The headline does most of the explaining. Yes, the Wrangler Unlimited tipped over onto its side in the driver-side small overlap front crash test performed by the IIHS. This is the first time the new-generation JL Wrangler has been tested by the IIHS. It previously received a one-star out of five rating from the Euro NCAP test. However, it also received a four-star out of five front crash rating from NHTSA.

The risks of a vehicle tipping onto its side in a crash are fairly obvious. If the occupants aren’t wearing their seatbelts, the risk of ejection or partial ejection is very real. Your odds of being ejected are higher if you happen to have the roof and doors off your Wrangler, too. Basically, be smart, and wear your seatbelt. Other than the car tipping, the IIHS was actually quite satisfied with how the Wrangler performed in the test. “The driver's space was maintained well, and the dummy's movement was well-controlled,” the IIHS says. This partial success combined with the tipping earned the Wrangler a “Marginal” rating for the specific test. That’s one step above “Poor,” which is the institute’s lowest rating.

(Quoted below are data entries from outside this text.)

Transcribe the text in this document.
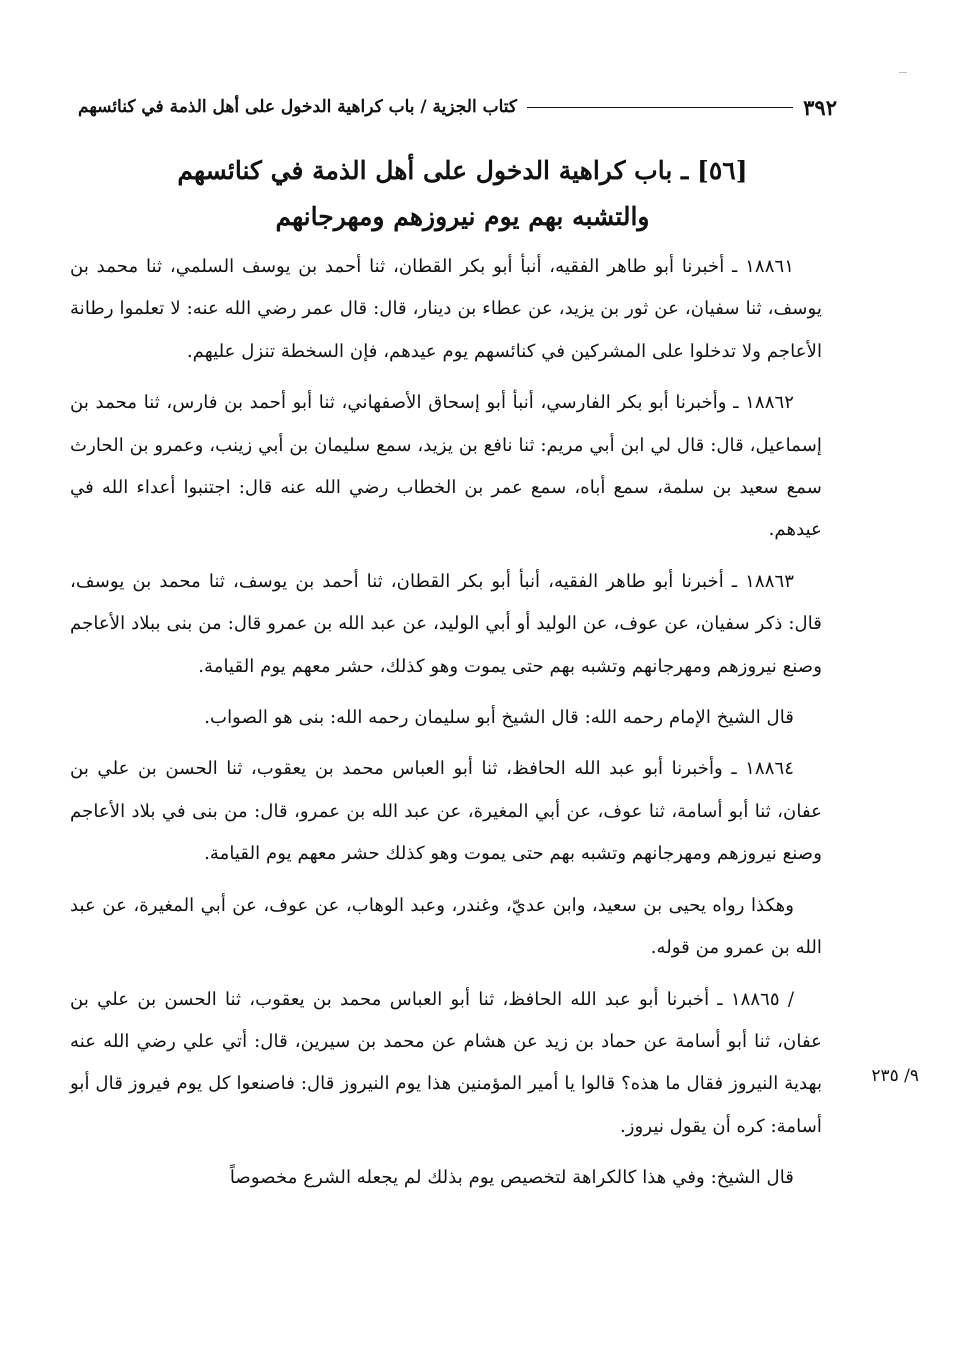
٣٩٢
كتاب الجزية / باب كراهية الدخول على أهل الذمة في كنائسهم
[٥٦] ـ باب كراهية الدخول على أهل الذمة في كنائسهم
والتشبه بهم يوم نيروزهم ومهرجانهم

١٨٨٦١ ـ أخبرنا أبو طاهر الفقيه، أنبأ أبو بكر القطان، ثنا أحمد بن يوسف السلمي، ثنا محمد بن يوسف، ثنا سفيان، عن ثور بن يزيد، عن عطاء بن دينار، قال: قال عمر رضي الله عنه: لا تعلموا رطانة الأعاجم ولا تدخلوا على المشركين في كنائسهم يوم عيدهم، فإن السخطة تنزل عليهم.

١٨٨٦٢ ـ وأخبرنا أبو بكر الفارسي، أنبأ أبو إسحاق الأصفهاني، ثنا أبو أحمد بن فارس، ثنا محمد بن إسماعيل، قال: قال لي ابن أبي مريم: ثنا نافع بن يزيد، سمع سليمان بن أبي زينب، وعمرو بن الحارث سمع سعيد بن سلمة، سمع أباه، سمع عمر بن الخطاب رضي الله عنه قال: اجتنبوا أعداء الله في عيدهم.

١٨٨٦٣ ـ أخبرنا أبو طاهر الفقيه، أنبأ أبو بكر القطان، ثنا أحمد بن يوسف، ثنا محمد بن يوسف، قال: ذكر سفيان، عن عوف، عن الوليد أو أبي الوليد، عن عبد الله بن عمرو قال: من بنى ببلاد الأعاجم وصنع نيروزهم ومهرجانهم وتشبه بهم حتى يموت وهو كذلك، حشر معهم يوم القيامة.

قال الشيخ الإمام رحمه الله: قال الشيخ أبو سليمان رحمه الله: بنى هو الصواب.

١٨٨٦٤ ـ وأخبرنا أبو عبد الله الحافظ، ثنا أبو العباس محمد بن يعقوب، ثنا الحسن بن علي بن عفان، ثنا أبو أسامة، ثنا عوف، عن أبي المغيرة، عن عبد الله بن عمرو، قال: من بنى في بلاد الأعاجم وصنع نيروزهم ومهرجانهم وتشبه بهم حتى يموت وهو كذلك حشر معهم يوم القيامة.

وهكذا رواه يحيى بن سعيد، وابن عديّ، وغندر، وعبد الوهاب، عن عوف، عن أبي المغيرة، عن عبد الله بن عمرو من قوله.

/ ١٨٨٦٥ ـ أخبرنا أبو عبد الله الحافظ، ثنا أبو العباس محمد بن يعقوب، ثنا الحسن بن علي بن عفان، ثنا أبو أسامة عن حماد بن زيد عن هشام عن محمد بن سيرين، قال: أتي علي رضي الله عنه بهدية النيروز فقال ما هذه؟ قالوا يا أمير المؤمنين هذا يوم النيروز قال: فاصنعوا كل يوم فيروز قال أبو أسامة: كره أن يقول نيروز.

قال الشيخ: وفي هذا كالكراهة لتخصيص يوم بذلك لم يجعله الشرع مخصوصاً

٩/ ٢٣٥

There’s a bit of a discrepancy between the test results that FCA provided the IIHS and what the IIHS found in their independent testing. According to the IIHS, in the test that FCA submitted, the Wrangler did not tip on its side. FCA initially questioned the results of the first test run by the IIHS. Here’s how the IIHS describes it:

“After the vehicle tipped over in the audit test, Fiat Chrysler questioned whether this outcome was related to the method that IIHS engineers had used to attach the vehicle to the crash propulsion system. IIHS agreed to conduct a second test using a different method, which was approved by Fiat Chrysler. The second test also ended with the vehicle tipping on its side.”

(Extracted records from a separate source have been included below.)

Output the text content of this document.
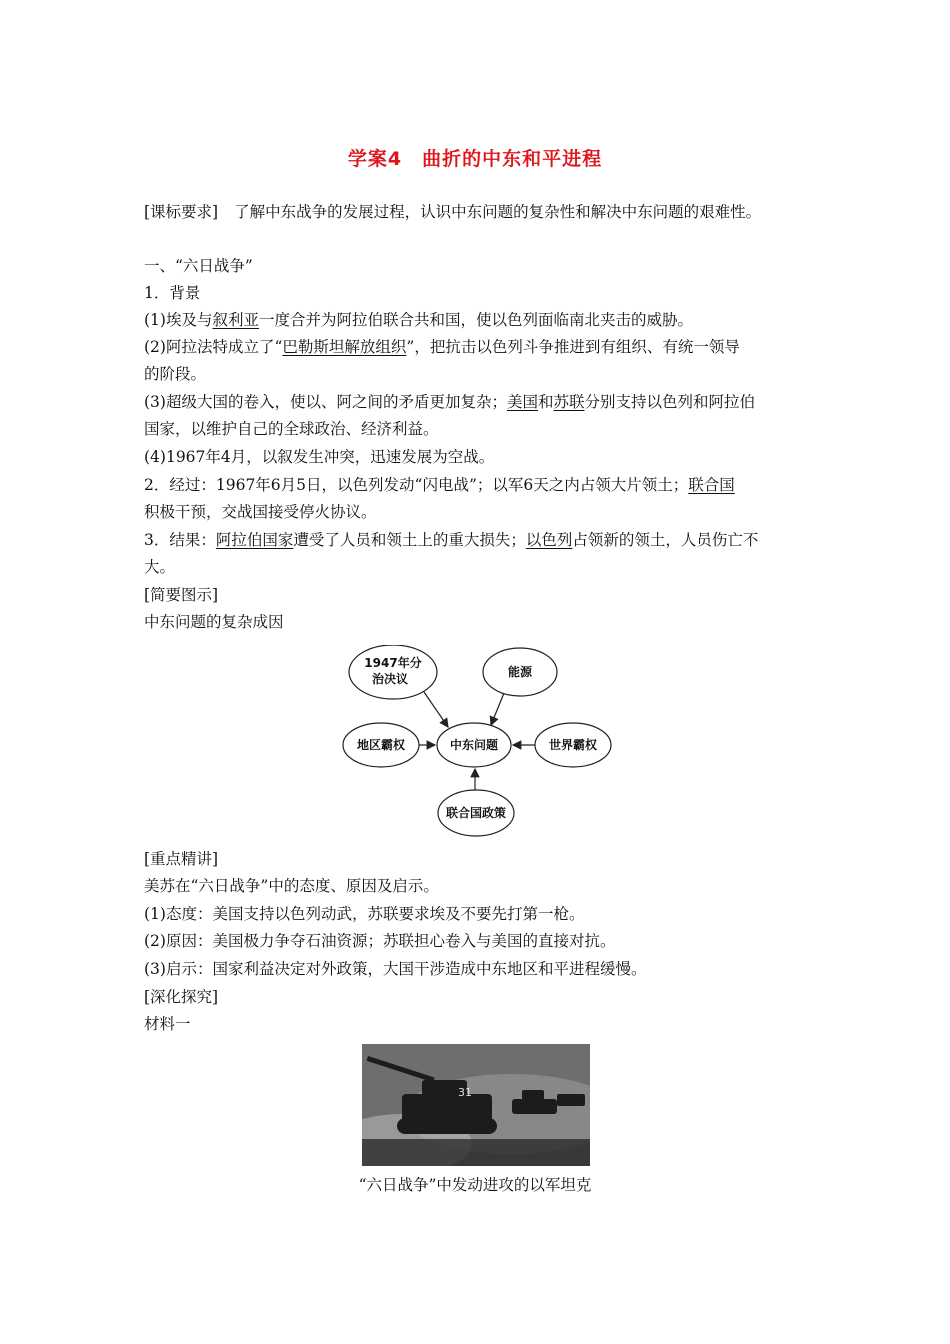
学案4　曲折的中东和平进程
[课标要求] 了解中东战争的发展过程，认识中东问题的复杂性和解决中东问题的艰难性。
一、“六日战争”
1．背景
(1)埃及与叙利亚一度合并为阿拉伯联合共和国，使以色列面临南北夹击的威胁。
(2)阿拉法特成立了“巴勒斯坦解放组织”，把抗击以色列斗争推进到有组织、有统一领导
的阶段。
(3)超级大国的卷入，使以、阿之间的矛盾更加复杂；美国和苏联分别支持以色列和阿拉伯
国家，以维护自己的全球政治、经济利益。
(4)1967年4月，以叙发生冲突，迅速发展为空战。
2．经过：1967年6月5日，以色列发动“闪电战”；以军6天之内占领大片领土；联合国
积极干预，交战国接受停火协议。
3．结果：阿拉伯国家遭受了人员和领土上的重大损失；以色列占领新的领土，人员伤亡不
大。
[简要图示]
中东问题的复杂成因
1947年分
治决议	能源
中东问题
地区霸权	世界霸权
联合国政策
[重点精讲]
美苏在“六日战争”中的态度、原因及启示。
(1)态度：美国支持以色列动武，苏联要求埃及不要先打第一枪。
(2)原因：美国极力争夺石油资源；苏联担心卷入与美国的直接对抗。
(3)启示：国家利益决定对外政策，大国干涉造成中东地区和平进程缓慢。
[深化探究]
材料一
31
“六日战争”中发动进攻的以军坦克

We asked FCA for comment on the test and received this statement in response:

“FCA has produced more than 500,000 of these vehicles. By conservative estimate, they have accounted for 6.7 billion miles of on-road driving. From this population, we are unaware of any incidents that correlate with the vehicle dynamic portion of the IIHS test result. With more than 75 available safety and security features, the Jeep Wrangler Unlimited meets or exceeds all federal safety standards and continues to win acclaim from news organizations and consumer groups. Since its 2017 introduction, the vehicle has earned one award nearly every eight weeks for attributes ranging from capability to residual value, and for achievements such as highest customer loyalty and SUV of the year. No single test determines vehicle safety. FCA routinely monitors third-party evaluations and factors such findings into our product-development process. We design our vehicles for real-world performance. And real-world data, along with continuing demand, indicate the Jeep Wrangler Unlimited meets or exceeds customer expectations.”

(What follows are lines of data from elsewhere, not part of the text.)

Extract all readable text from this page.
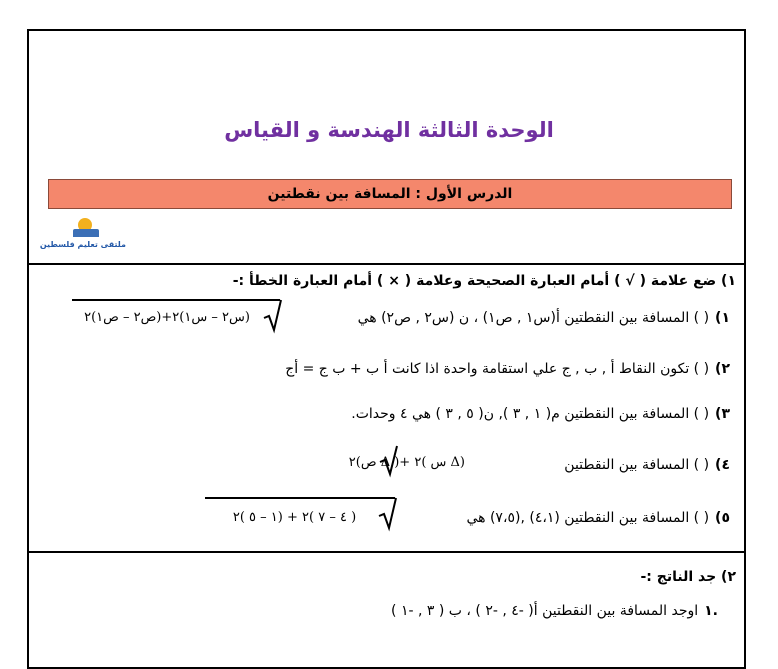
الوحدة الثالثة الهندسة و القياس
الدرس الأول : المسافة بين نقطتين
ملتقى تعليم فلسطين
١) ضع علامة ( √ ) أمام العبارة الصحيحة وعلامة ( × ) أمام العبارة الخطأ :-
١)( ) المسافة بين النقطتين أ(س١ , ص١) ، ن (س٢ , ص٢) هي
(س٢ – س١)٢+(ص٢ – ص١)٢
٢)( ) تكون النقاط أ , ب , ج علي استقامة واحدة اذا كانت أ ب + ب ج = أج
٣)( ) المسافة بين النقطتين م( ١ , ٣ ), ن( ٥ , ٣ ) هي ٤ وحدات.
٤)( ) المسافة بين النقطتين
(Δ س )٢ +( Δ ص)٢
٥)( ) المسافة بين النقطتين (٤،١) ,(٧،٥) هي
( ٤ – ٧ )٢ + (١ – ٥ )٢
٢) جد الناتج :-
.١اوجد المسافة بين النقطتين أ( -٤ , -٢ ) ، ب ( ٣ , -١ )
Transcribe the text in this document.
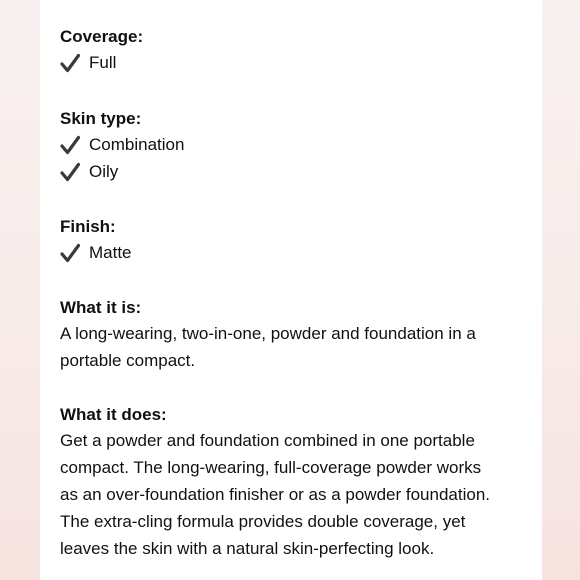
Coverage:
Full
Skin type:
Combination
Oily
Finish:
Matte
What it is:
A long-wearing, two-in-one, powder and foundation in a
portable compact.
What it does:
Get a powder and foundation combined in one portable
compact. The long-wearing, full-coverage powder works
as an over-foundation finisher or as a powder foundation.
The extra-cling formula provides double coverage, yet
leaves the skin with a natural skin-perfecting look.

It’s important to note that the Wrangler performed far better in every other type of crash test performed by the IIHS, receiving the highest-possible “Good” rating in all categories. Compared to the previous generation JK Wrangler, the JL outscores or matches it in just about every category. We’ll also note the JK Wrangler did not tip on its side in four-door or two-door body styles when subjected to the IIHS driver-side front overlap crash test. You can watch the two-door crash video here, and the four-door crash video here.

As for the rest of the test, the IIHS rated both headlight options (halogen or LED) “Poor.” Its optional front crash prevention system received a “Superior” (highest) rating for its ability to avoid accidents at 12 mph and 25 mph.